There is no voice or comfort here at the end of the earth. No warm smile, lover's caress, no gentle cosset to still the Mind and soothe the hearts ceaseless prattling and worries. Just the glow of the sun on skin stretched taught over rough Muscle like smooth paper over strings of fired clay, the voice Of the wind and nothing more as it eddies and flings itself Blindly over you and out to exhale like breath from a newborn Over the cliff down the the grey-stone-sea-soup below.
The weight that has settled so snugly to my back (bent like straw, bending like young trees in the summertime who have not yet found the strength to stand upright) weighs me down More and more as the days wind by like spent slivers of wood Beneath the edge of time's expertly wielded blade where I am A splinter caught on the edge, dividing right down the middle Beneath the ever increasing pressure of time's craft-crafted hand.
You come through in scraps of paper, scents caught prisoner on the Nomadic wind, visions that just forth from the unchanging solitude Like mountains that stop this wanderer dead in his tracks.

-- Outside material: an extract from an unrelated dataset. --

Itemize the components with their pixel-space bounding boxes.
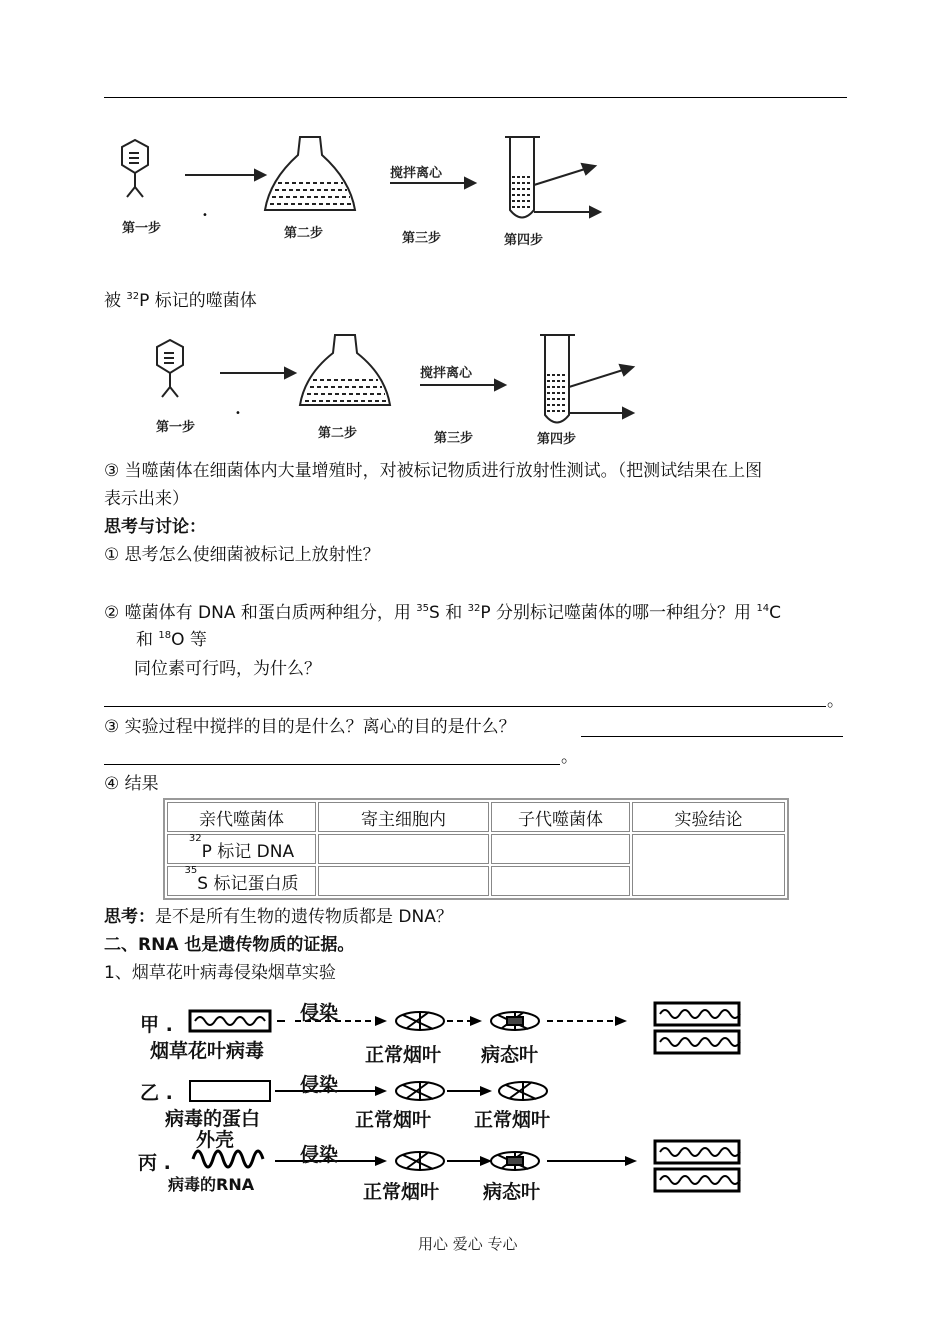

The distance is so long, the need so inane. How do I begin though, to cross this divide, To walk the length and breadth of this chasm, To endure the shadows that creep up like carnivores In the night, to ignore the bitter cold that slips a Knife into my side and rends my vitals to senseless Piles of red and pink, to bear the exile that such a journey Would impose?
The answer it seems, is simple enough. A tool for me to use, a talisman for me to recite In the empty hours and days and weeks and months That are ready to unfurl before my feet like a satin curtain. I will bear the pilgrimage ahead with my spirits held high, My will is strong, my mind is set, I will carry on Because love will not quit.